Évite également de changer d’objectif en extérieur, même sous une pluie légère. Quelques gouttes suffisent pour atteindre la monture ou l’intérieur du boîtier.

Ne fais pas non plus confiance aveuglément à la tropicalisation. Elle réduit les risques, mais elle ne transforme pas l’appareil en matériel étanche.

Enfin, en cas d’orage, la priorité reste la sécurité. Éloigne-toi des points hauts, des arbres isolés, des structures métalliques et des zones exposées. Aucun cliché ne justifie de rester dans une situation dangereuse.

Les recos Photo-Clique

  • Commence autour de 1/500 s avec les ISO automatiques, puis adapte la vitesse au rendu des gouttes.
  • Cherche un contre-jour et un arrière-plan sombre avant de modifier tous tes réglages.
  • Une protection transparente en plastique à petit prix suffit souvent pour une pluie légère à modérée.
  • Emporte toujours un pare-soleil et plusieurs chiffons secs.
  • Évite de changer d’objectif tant que tu n’es pas complètement à l’abri.
  • En rentrant, distingue bien le matériel mouillé du matériel froid pour éviter les erreurs de séchage et la condensation.

FAQ sur la photo sous la pluie

Peut-on utiliser un appareil photo non tropicalisé sous la pluie ?
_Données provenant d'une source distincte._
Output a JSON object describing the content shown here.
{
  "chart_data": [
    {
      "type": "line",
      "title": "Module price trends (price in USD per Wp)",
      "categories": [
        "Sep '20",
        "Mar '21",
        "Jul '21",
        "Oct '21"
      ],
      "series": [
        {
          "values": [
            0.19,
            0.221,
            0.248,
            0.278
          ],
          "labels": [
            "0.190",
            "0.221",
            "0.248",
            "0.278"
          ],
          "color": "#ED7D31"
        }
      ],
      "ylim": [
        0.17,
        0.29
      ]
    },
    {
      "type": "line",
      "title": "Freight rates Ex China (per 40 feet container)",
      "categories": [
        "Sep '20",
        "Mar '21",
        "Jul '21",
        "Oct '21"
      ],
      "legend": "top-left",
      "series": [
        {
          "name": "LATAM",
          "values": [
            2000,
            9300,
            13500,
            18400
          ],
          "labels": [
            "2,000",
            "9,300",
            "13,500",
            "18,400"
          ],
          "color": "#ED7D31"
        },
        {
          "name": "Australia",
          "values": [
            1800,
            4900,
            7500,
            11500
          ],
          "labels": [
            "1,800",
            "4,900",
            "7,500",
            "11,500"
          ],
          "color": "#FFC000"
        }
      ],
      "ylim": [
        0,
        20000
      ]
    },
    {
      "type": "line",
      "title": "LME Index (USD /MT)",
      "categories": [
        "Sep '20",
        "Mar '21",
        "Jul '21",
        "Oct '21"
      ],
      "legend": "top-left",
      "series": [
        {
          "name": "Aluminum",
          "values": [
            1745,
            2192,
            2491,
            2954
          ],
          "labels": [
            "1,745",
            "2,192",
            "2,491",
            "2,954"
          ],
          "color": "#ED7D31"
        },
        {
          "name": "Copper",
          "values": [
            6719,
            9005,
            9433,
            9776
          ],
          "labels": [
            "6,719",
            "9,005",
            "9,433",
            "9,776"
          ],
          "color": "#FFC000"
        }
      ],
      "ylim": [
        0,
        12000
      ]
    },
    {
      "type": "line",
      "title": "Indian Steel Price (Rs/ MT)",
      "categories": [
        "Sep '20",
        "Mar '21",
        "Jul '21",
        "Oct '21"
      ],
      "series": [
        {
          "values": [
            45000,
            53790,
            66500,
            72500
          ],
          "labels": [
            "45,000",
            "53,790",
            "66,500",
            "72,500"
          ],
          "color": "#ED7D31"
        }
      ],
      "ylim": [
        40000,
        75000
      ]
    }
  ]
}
Oui, à condition de le protéger avec une housse adaptée et de limiter son exposition directe à l’eau. Évite les pluies fortes ou prolongées et sèche soigneusement le matériel après la séance.

Une housse de pluie pas chère suffit-elle pour un appareil photo ?

Une protection transparente en plastique souple peut suffire sous une pluie légère à modérée. Vérifie qu’elle couvre correctement le boîtier et l’objectif, tout en laissant accès aux commandes. Pour une forte averse ou une utilisation prolongée, une housse plus robuste reste préférable.

Quelle vitesse choisir pour photographier la pluie ?

Commence autour de 1/500 s. Monte vers 1/1000 ou 1/2000 s pour figer davantage les gouttes. Pour créer des filés, teste plutôt une vitesse comprise entre 1/30 et 1/125 s.

Pourquoi la pluie n’apparaît-elle pas sur mes photos ?

Les gouttes manquent souvent de contraste avec l’arrière-plan. Utilise une lumière latérale ou arrière et place-les devant une zone sombre. Une vitesse plus lente peut aussi rendre leur mouvement plus visible.

Faut-il utiliser un filtre UV quand il pleut ?

Ce n’est pas obligatoire. Un filtre UV protège la lentille frontale des projections et peut être plus facile à essuyer. Il ne remplace toutefois ni une housse de pluie ni un pare-soleil.

Peut-on changer d’objectif sous une pluie légère ?

Il vaut mieux éviter. La monture, le capteur et la lentille arrière deviennent vulnérables dès que l’objectif est retiré. Effectue le changement uniquement dans un endroit sec et abrité.

Comment éviter la condensation en rentrant chez soi ?

Place l’appareil froid dans un sac fermé avant d’entrer dans une pièce chaude. Laisse-le se réchauffer progressivement avant d’ouvrir le sac. Cette méthode limite la condensation sur les éléments internes et externes.